“Our Weatherman Is Never Right.” Well..




Many folks, by definition of “1,000 Year Flood,” think, “OK, it’s 2015 and that just happened in Columbia, SC. We’re good for 1,000 years here.” Well, not really. Kinda reminds me of how they predict rain and snowfall. See below.  FJ

Does a 1,000-year rain really happen every 1,000 years?

by wxbrad+

It’s one of the most misunderstood terms in all of weather, the chance of rain. You hear it and see it in just about every weather forecast nowadays, but few people understand exactly what it means. Whenever people hear the chance of rain, I find that every person interprets it slightly differently. So when we say there’s a 40% chance of rain some people think that’s means 40% of the area will see rain. Some people think it means it will rain 40% of the time. Some people just think it’s the odds of seeing rain. The 3rd option is closest to the truth, but it’s not the whole story.

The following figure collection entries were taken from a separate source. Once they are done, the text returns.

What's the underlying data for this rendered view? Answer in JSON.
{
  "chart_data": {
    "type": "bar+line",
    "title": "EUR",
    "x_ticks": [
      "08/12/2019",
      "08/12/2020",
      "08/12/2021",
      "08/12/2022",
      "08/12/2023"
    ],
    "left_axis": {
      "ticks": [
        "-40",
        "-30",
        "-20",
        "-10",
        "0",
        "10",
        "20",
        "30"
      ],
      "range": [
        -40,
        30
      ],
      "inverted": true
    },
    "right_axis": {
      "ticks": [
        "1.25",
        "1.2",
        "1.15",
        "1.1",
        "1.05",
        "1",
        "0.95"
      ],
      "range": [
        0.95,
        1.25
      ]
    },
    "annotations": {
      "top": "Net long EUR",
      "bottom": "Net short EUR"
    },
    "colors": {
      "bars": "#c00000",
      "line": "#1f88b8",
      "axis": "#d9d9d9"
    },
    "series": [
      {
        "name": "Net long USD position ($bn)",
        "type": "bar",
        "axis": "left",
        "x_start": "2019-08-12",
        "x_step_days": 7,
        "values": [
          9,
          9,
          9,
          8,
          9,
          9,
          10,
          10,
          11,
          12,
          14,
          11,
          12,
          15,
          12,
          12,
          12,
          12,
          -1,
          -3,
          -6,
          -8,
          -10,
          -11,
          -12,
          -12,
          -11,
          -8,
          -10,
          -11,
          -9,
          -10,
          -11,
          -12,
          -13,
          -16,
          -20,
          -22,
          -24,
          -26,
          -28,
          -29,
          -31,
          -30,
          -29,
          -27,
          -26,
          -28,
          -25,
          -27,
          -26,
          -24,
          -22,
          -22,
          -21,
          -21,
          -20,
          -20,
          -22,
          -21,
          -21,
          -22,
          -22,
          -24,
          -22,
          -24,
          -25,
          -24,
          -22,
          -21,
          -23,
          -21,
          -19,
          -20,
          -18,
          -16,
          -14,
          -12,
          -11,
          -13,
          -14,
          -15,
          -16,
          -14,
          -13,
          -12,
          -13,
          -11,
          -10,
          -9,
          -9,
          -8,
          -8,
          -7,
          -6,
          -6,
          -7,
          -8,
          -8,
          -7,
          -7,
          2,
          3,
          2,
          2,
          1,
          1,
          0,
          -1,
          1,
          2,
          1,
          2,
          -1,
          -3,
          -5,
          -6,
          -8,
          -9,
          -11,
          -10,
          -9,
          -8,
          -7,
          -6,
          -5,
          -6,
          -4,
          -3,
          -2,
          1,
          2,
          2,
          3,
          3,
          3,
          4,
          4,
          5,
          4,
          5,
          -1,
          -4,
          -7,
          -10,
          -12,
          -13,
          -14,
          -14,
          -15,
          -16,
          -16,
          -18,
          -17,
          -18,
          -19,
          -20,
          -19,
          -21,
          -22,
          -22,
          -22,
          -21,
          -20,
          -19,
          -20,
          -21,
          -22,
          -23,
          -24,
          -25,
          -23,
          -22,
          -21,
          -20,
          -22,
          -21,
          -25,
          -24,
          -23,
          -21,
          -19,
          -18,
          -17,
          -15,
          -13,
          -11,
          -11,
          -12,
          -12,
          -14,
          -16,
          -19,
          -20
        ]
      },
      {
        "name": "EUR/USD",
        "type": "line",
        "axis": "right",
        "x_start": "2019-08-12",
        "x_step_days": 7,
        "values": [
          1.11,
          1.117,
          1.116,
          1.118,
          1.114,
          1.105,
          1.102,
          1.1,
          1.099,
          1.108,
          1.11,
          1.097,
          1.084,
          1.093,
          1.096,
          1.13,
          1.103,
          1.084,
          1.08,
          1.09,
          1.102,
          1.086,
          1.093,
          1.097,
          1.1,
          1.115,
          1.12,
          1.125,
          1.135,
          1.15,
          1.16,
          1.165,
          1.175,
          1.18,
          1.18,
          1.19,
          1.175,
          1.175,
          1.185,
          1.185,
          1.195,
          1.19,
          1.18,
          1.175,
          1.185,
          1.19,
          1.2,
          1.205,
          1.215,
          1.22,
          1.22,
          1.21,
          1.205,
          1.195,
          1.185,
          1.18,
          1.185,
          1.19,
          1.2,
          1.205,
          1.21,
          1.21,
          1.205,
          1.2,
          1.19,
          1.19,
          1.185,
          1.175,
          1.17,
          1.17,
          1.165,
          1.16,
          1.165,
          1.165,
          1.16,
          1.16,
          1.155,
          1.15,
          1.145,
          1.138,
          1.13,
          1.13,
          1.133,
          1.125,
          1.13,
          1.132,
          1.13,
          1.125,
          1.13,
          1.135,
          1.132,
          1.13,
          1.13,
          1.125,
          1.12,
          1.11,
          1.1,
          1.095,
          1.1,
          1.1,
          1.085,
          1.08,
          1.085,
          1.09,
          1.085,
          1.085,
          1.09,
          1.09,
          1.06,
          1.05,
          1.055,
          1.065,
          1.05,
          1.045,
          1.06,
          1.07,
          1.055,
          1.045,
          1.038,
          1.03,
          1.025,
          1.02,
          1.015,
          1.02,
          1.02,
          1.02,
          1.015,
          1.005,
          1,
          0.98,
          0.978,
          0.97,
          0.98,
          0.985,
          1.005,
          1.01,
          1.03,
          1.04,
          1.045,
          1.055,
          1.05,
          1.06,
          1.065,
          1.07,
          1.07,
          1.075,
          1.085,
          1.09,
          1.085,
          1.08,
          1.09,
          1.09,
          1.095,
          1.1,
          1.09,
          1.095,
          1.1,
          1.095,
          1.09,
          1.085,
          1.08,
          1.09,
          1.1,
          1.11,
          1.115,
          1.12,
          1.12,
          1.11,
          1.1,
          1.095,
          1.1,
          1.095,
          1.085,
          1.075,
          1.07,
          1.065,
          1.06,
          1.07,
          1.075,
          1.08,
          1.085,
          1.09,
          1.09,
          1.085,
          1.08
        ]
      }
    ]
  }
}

What it is supposed to mean:

You have to start with the real terminology which is Probability Of Precipitation or POPS for short. That’s what us weather geeks call it. In the purest meaning of the term “chance of rain” used by most forecasters and The National Weather Service. It is a mathematical calculation. It’s an equation using the forecasted coverage of the rain multiplied by the confidence in the forecast.


So I say tonight in Charlotte there is a 50% chance of rain. I am 100% confidence that 50% of our area will see measurable rain of 0.01” or more. The amount isn’t factored in, but I’ll get to that later. So the equation looks like this.

50% (Coverage) x 100% (Confidence) = 50%

What if I think that 50% of our area will have rain, but I’m only 50% confident in that forecast?

50% (Coverage) x 50% (Confidence) = 25%

You can see here even though I think the same area will be covered I’m not as confident in the forecast.

There are times I am 100% confident in my forecast, but just 20% of the coverage area is expected to see rain. So even in this case the chance of rain is 20%. So only when I am 100% confident in my forecast does the rain chance equal the coverage of rain.